Bolsonaro, um dia sim, outro também, não cessa de ameaçar as instituições democráticas. Atiça as Forças Armadas a lhe seguirem, como se um golpe fosse possível ou iminente. As regras eleitorais, com destaque para as urnas eletrônicas, nunca fraudadas, são incessantemente contestadas. Se as eleições foram fraudadas, como explicar a sua eleição, a dos seus filhos e a de todos os parlamentares que vieram a constituir a base do bolsonarismo? Para serem coerentes, deveriam renunciar aos seus mandatos. Várias vezes, afirmou que, se suas decisões não fossem acatadas, não respeitaria o resultado das eleições. Para ele, o seu sucesso significa que a democracia foi seguida; a sua derrota, que a democracia estaria em risco. Melhor argumento autoritário não há.
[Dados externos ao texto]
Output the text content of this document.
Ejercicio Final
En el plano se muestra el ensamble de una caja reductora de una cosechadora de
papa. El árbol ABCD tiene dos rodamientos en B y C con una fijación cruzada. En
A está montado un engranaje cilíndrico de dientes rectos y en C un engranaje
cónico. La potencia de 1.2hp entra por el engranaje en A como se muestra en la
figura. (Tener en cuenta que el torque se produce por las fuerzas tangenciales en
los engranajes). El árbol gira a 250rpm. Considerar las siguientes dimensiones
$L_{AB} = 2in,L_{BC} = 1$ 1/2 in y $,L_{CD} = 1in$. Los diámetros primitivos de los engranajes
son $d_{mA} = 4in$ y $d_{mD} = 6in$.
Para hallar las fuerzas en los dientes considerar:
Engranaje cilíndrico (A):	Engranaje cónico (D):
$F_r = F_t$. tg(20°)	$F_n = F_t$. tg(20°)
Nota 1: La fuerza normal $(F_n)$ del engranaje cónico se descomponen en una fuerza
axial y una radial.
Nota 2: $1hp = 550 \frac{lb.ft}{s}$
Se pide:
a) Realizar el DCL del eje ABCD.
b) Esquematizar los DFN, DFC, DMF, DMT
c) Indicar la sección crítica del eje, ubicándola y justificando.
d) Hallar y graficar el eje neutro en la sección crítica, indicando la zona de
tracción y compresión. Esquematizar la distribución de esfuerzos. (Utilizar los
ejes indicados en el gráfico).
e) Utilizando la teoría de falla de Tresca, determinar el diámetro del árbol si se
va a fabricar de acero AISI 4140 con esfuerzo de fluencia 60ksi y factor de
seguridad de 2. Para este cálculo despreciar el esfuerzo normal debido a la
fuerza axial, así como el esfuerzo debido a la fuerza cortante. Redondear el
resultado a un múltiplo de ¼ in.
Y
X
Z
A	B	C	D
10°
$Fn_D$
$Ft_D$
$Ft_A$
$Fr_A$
Se você não está satisfeito com os candidatos que lhe são apresentados, fique em casa ou, se decidir ir às seções eleitorais, vote nulo ou em branco. Eis a sua liberdade, inclusive em sua acepção política. Você está no direito de dizer não aos candidatos, recusando qualquer radicalização! Certamente, você sairá maior, e não menor, desta sua opção.